Kevin — Thanks for the reply.
- Low real rates are a problem for everyone who supplies money, but real rates are low because recipients don’t have the bargaining power to demand more, not because inflation somehow confiscates something they negotiated. Social Security recipients are on Medicare, which is indexed to medical costs. Medical care is getting more expensive, but that appears to be driven by factors other than monetary policy. If core inflation were zero, medical costs would still be rising.
- If 4% was “just an example,” you could have used 2% , but you didn’t. Since the Fed’s target is, as you say, 2%, why rile up the hoopleheads with a number that is above what we all know to be the target? (I don’t understand the point about equities.)
- Remember the point of your article — inflation is theft.
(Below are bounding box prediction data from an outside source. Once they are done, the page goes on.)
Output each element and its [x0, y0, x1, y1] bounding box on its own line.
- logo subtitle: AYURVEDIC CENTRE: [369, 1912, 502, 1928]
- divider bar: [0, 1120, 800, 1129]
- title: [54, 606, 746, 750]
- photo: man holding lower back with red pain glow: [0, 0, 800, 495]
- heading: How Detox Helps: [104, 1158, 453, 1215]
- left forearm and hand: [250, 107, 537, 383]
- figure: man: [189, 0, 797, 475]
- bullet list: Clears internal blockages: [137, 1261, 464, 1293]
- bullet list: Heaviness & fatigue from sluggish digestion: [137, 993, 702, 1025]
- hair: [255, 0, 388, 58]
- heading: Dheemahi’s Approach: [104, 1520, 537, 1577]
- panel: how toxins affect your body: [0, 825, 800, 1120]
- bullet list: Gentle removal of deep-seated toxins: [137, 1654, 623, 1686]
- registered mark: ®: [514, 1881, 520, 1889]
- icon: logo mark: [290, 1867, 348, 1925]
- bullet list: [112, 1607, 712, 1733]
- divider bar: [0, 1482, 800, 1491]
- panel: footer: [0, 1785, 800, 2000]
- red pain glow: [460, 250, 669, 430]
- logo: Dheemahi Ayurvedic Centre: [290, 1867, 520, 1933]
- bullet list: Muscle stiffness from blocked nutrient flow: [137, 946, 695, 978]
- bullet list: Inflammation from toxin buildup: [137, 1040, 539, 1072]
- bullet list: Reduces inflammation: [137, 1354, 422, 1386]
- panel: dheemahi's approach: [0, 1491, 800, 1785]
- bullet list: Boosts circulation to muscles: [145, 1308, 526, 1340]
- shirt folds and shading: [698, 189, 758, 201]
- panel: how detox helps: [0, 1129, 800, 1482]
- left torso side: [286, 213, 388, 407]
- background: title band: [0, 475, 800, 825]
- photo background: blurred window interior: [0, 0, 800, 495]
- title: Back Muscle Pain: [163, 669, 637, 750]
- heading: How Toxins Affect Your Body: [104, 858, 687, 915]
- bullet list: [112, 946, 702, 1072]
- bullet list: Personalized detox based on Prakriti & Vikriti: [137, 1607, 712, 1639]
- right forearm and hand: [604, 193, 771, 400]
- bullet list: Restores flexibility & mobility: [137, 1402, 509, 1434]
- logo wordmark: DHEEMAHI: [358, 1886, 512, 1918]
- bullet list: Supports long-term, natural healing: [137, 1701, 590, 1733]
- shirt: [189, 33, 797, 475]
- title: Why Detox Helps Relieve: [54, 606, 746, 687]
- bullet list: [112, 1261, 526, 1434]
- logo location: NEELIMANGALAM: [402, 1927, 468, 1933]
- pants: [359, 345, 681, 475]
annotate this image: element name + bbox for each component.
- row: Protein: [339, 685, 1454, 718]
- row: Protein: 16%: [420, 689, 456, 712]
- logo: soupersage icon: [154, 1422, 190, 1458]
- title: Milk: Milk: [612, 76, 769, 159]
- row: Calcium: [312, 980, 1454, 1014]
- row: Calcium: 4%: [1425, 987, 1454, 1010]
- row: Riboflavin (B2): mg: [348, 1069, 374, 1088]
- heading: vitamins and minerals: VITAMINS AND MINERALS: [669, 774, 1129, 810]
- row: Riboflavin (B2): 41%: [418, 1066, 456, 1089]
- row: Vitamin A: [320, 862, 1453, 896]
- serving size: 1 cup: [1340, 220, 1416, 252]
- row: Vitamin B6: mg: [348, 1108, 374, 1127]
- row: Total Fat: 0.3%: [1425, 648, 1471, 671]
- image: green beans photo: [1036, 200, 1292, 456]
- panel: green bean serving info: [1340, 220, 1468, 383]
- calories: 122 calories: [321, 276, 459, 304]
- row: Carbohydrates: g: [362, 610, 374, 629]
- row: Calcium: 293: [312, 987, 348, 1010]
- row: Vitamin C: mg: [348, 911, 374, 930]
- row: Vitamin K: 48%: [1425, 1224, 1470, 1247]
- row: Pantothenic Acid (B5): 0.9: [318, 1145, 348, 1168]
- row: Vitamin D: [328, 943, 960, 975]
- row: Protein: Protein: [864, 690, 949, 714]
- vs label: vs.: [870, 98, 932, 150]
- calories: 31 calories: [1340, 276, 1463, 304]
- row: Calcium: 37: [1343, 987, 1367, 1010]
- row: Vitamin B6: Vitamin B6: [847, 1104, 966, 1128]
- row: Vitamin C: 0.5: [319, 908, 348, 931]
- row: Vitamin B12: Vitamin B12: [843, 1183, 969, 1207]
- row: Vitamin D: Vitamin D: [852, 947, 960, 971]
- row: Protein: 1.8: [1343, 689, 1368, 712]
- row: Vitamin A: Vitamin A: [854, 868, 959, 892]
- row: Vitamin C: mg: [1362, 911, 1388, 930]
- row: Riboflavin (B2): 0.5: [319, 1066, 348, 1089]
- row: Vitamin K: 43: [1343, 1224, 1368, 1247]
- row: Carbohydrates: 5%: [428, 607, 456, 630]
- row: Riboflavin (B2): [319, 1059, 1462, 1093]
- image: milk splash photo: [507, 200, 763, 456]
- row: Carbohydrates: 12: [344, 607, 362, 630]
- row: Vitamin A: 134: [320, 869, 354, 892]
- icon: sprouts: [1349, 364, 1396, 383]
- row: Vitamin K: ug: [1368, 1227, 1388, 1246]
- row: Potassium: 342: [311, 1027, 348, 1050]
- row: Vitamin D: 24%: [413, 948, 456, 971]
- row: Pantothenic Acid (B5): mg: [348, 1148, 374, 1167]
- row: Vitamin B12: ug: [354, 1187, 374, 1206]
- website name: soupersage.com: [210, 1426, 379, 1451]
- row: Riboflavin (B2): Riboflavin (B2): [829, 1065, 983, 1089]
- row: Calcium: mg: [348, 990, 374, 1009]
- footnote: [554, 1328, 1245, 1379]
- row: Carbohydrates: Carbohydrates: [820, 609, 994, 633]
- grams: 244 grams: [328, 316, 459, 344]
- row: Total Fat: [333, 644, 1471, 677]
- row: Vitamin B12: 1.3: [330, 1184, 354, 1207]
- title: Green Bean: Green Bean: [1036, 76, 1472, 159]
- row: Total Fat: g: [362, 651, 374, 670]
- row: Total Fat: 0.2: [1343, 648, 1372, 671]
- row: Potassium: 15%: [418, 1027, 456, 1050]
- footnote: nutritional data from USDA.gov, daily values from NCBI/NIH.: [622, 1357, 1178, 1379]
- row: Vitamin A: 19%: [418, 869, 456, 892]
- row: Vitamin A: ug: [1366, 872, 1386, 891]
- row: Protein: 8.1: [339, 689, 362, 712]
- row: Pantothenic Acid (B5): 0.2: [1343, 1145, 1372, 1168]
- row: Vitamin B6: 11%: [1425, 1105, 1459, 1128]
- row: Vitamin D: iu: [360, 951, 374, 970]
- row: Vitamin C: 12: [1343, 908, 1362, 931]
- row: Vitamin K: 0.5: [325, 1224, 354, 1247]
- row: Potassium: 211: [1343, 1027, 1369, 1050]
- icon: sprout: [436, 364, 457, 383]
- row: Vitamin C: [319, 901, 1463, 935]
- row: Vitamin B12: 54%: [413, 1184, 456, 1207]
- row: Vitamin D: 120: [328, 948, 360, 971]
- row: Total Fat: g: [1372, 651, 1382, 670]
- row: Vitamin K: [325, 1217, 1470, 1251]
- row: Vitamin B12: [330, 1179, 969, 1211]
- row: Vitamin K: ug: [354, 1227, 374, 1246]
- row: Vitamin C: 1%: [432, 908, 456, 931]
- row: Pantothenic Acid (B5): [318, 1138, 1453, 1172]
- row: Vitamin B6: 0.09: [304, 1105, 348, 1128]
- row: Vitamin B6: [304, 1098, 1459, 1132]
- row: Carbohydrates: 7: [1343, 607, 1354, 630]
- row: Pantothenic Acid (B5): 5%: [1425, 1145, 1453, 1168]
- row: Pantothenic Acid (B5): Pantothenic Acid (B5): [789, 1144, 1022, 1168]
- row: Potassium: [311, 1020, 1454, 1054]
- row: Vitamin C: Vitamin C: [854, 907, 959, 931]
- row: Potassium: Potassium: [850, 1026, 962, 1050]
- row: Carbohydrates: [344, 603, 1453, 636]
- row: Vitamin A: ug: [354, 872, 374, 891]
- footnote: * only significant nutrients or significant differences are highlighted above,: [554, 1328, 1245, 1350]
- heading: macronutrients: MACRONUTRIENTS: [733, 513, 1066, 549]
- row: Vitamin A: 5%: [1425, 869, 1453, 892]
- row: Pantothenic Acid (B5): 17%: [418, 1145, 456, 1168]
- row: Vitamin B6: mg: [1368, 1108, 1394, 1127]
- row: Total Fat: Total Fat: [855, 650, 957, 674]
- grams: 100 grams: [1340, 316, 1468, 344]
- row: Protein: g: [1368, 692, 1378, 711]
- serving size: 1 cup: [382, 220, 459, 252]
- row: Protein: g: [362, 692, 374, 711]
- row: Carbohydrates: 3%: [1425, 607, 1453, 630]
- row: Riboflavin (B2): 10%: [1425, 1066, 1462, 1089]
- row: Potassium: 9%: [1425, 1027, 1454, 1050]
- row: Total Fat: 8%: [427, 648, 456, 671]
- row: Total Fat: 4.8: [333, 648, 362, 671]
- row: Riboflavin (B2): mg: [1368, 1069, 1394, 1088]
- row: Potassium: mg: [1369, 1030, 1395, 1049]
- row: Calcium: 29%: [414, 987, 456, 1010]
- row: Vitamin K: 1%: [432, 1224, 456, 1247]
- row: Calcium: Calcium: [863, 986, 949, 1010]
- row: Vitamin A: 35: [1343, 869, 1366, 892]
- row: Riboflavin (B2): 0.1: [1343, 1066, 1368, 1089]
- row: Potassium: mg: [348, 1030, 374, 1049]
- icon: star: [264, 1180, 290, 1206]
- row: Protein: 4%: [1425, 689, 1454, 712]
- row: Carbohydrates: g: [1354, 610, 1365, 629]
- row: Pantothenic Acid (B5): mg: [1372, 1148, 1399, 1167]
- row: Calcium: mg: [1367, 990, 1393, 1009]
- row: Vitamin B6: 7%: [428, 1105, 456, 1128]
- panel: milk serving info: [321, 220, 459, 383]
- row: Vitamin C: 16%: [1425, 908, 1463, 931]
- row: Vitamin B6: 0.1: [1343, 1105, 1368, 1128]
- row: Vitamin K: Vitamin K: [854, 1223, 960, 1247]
A policy of modest, predictable inflation is not theft. Neither is honest failure to hit that target. Nothing is certain in the world, except, perhaps that people will cite the lack of certainty as if it mattered in a context where it doesn’t.
- Lumping so-called “financial asset inflation” into the “inflation” category is word play. Unwanted inflation causes those values to fall. I don’t see anything unsustainable about asset prices unless and until the price of capital rises. When that happens, the markets will adjust. Whatever the macro implications of that adjustment, it will have nothing to do with inflation being theft. (Because inflation isn’t theft.)
- Incompetent government is incompetent government. What’s that got to do with whether inflation is theft?